The ollama_proxy.php handles all communication with Ollama instances, supporting streaming responses via Server-Sent Events:

PHP
<?php
// ollama_proxy.php
header('Content-Type: text/event-stream');
header('Cache-Control: no-cache');

$input = json_decode(file_get_contents('php://input'), true);

$endpoint = $input['endpoint'] ?? 'localhost';
$model = $input['model'] ?? 'gemma3:12b';
$prompt = $input['prompt'] ?? '';

$ollamaUrl = "http://{$endpoint}:11434/api/generate";

$payload = json_encode([
    'model' => $model,
    'prompt' => $prompt,
    'stream' => true
]);

$ch = curl_init($ollamaUrl);
curl_setopt($ch, CURLOPT_POST, true);
curl_setopt($ch, CURLOPT_POSTFIELDS, $payload);
curl_setopt($ch, CURLOPT_HTTPHEADER, ['Content-Type: application/json']);
curl_setopt($ch, CURLOPT_WRITEFUNCTION, function($ch, $data) {
    echo $data;
    ob_flush();
    flush();
    return strlen($data);
});
curl_exec($ch);
echo '[STREAM_END]';
curl_close($ch);

Setup Guide

1. Install Ollama on Your Servers

Bash
# Install Ollama
curl -fsSL https://ollama.com/install.sh | sh

# Pull required models
ollama pull gemma3:12b
ollama pull gemma3:27b    # For consensus
ollama pull qwen3:4b
ollama pull wizardlm2:7b
ollama pull phi3:3.8b

# Enable network access
sudo systemctl edit ollama
# Add: Environment="OLLAMA_HOST=0.0.0.0"
sudo systemctl restart ollama

2. Deploy PHP Files

Bash
/var/www/ai-council/
├── index.php           # Main UI (Tailwind + vanilla JS)
├── ollama_proxy.php    # Ollama API proxy with streaming
└── consensus.php       # Consensus engine (Gemma3:27b)

3. Update Endpoints

Edit the COUNCIL_MEMBERS array to match your network.
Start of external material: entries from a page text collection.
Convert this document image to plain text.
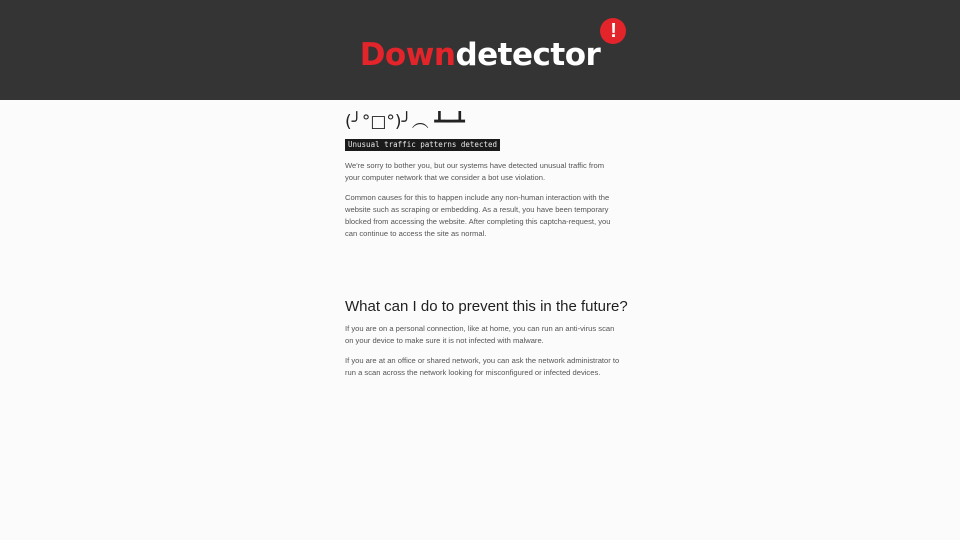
Downdetector
!

(╯°□°)╯︵ ┻━┻

Unusual traffic patterns detected

We're sorry to bother you, but our systems have detected unusual traffic from your computer network that we consider a bot use violation.

Common causes for this to happen include any non-human interaction with the website such as scraping or embedding. As a result, you have been temporary blocked from accessing the website. After completing this captcha-request, you can continue to access the site as normal.

What can I do to prevent this in the future?

If you are on a personal connection, like at home, you can run an anti-virus scan on your device to make sure it is not infected with malware.

If you are at an office or shared network, you can ask the network administrator to run a scan across the network looking for misconfigured or infected devices.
Change endpoint values to point to your Ollama servers.

Resource Requirements
Running multiple LLMs requires significant RAM/VRAM. The 27b consensus model alone needs ~16GB+ VRAM. Consider distributing models across multiple machines or using quantized variants (Q4_K_M) if resources are limited.